Solution 2: Let $\angle CAB = \alpha$ . Since $\angle ADB = 60^\circ$ , $0 < \alpha < 120^\circ$ . Using the sine rule on triangle $DBC$ , we get $\frac {DB}{\sin 45^\circ} = \frac {DC} {\sin 15^\circ}$ . Using the sine rule on triangle $DBA$ , we get $\frac {DB}{\sin \alpha } = \frac {DA} {\sin (120^\circ - \alpha) }$ . This gives $\frac {\sin (120^\circ - \alpha)} {\sin \alpha} = \frac {DA}{DB} = \frac {2DC}{DB} = \frac { 2 \sin 15^\circ} {\sin45^\circ}$ .

Expanding out the LHS of the above equation, we get $\frac {\sin (120^\circ - \alpha)} {\sin \alpha } = \frac { \sin 120^\circ \cos \alpha - \cos 120^\circ \sin \alpha } {\sin \alpha} = \sin 120^\circ \cot \alpha - \cos 120^\circ$ . Since $\cot \alpha$ is strictly decreasing in the interval $0 < \alpha < 120^\circ$ , the LHS will be strictly decreasing in the same interval. We see that the LHS decrease from $\infty$ (when $\alpha = 0^\circ$ to $0$ (when $\alpha = 120^\circ$ ), hence there exists a unique solution to $\frac {\sin (120^\circ - \alpha)} {\sin \alpha} = \frac { 2 \sin 15^\circ} {\sin45^\circ}$ .

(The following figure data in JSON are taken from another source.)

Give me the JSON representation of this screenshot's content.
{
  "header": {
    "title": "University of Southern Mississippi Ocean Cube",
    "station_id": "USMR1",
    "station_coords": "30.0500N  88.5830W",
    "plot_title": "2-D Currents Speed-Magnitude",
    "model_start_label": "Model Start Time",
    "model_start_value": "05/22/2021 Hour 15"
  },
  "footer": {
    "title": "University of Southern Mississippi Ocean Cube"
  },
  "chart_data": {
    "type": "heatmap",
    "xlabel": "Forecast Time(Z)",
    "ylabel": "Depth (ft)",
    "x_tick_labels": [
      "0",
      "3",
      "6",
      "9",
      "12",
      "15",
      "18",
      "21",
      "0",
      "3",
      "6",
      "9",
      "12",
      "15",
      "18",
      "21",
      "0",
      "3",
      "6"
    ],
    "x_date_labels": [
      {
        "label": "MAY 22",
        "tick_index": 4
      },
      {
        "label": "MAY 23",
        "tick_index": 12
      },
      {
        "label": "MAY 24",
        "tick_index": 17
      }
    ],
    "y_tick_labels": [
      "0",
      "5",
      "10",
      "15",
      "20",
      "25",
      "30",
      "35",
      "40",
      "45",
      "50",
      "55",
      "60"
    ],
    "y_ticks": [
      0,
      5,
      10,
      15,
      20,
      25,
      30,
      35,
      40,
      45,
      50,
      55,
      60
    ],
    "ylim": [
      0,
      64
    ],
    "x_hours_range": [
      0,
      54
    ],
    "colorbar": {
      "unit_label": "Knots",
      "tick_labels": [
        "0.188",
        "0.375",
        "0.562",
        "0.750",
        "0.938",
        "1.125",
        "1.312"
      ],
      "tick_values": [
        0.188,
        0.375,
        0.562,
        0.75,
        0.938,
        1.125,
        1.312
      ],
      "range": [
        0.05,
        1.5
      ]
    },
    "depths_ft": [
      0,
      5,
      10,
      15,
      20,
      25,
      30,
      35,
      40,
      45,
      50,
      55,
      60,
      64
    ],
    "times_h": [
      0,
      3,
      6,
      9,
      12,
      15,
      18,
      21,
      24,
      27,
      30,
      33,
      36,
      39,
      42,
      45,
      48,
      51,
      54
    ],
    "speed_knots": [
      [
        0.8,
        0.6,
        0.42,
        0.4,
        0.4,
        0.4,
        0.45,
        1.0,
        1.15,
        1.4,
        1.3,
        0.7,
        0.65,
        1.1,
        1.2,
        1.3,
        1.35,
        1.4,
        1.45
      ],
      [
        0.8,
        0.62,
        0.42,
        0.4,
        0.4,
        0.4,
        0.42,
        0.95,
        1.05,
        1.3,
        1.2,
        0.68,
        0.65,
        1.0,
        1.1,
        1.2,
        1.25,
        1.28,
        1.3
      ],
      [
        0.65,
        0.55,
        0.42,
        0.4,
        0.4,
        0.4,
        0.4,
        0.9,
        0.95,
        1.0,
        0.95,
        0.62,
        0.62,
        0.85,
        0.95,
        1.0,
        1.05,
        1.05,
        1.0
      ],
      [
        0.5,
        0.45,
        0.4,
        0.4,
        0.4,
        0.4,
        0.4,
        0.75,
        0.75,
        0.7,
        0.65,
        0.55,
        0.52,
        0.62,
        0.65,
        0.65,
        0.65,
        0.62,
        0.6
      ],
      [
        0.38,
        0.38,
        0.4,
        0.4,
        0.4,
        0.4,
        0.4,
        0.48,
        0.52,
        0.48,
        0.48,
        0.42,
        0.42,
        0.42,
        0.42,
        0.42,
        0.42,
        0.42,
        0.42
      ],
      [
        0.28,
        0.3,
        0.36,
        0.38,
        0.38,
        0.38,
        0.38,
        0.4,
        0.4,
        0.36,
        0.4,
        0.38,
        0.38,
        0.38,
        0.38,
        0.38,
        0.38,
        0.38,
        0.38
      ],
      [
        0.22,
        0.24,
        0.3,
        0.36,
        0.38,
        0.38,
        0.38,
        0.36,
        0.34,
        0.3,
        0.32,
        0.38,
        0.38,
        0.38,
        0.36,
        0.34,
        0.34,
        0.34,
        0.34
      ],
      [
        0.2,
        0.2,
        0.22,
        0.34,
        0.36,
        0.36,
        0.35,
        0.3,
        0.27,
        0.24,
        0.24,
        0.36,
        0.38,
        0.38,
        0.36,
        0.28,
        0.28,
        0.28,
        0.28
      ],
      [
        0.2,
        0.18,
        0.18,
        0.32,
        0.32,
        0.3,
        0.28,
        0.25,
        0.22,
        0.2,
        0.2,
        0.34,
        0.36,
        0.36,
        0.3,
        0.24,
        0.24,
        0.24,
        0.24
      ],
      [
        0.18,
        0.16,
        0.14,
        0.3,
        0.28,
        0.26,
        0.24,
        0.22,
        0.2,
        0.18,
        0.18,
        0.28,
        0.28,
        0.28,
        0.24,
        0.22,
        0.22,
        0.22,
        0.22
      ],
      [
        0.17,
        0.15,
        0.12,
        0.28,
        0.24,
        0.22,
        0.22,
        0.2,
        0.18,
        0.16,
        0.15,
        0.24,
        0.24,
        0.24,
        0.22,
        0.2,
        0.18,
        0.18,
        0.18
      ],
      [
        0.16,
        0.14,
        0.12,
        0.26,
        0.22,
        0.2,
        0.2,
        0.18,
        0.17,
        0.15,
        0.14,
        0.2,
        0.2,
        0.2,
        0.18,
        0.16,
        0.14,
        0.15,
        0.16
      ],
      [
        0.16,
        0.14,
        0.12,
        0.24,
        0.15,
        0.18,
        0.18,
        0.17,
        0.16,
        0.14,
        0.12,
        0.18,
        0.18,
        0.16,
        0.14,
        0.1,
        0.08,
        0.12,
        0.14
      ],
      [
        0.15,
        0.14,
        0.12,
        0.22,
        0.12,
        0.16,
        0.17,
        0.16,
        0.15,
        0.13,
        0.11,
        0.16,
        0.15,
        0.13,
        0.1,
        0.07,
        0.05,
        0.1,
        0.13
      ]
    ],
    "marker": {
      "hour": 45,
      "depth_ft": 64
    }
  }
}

We will now show that $\alpha = 75^\circ$ satisfies the equation. We have $2 \sin 75^\circ \sin 15^\circ = \cos (75^\circ + 15^\circ) - \cos(75^\circ - 15^\circ) = \frac {1}{2} = \sin^2 45^\circ$ . Therefore, $\frac{2\sin 15^\circ}{\sin 45^\circ} = \frac{\sin 45^\circ}{\sin 75^\circ}$ $= \frac { \sin (120^\circ -\alpha) } {\sin \alpha}$ . Thus, the answer is 75.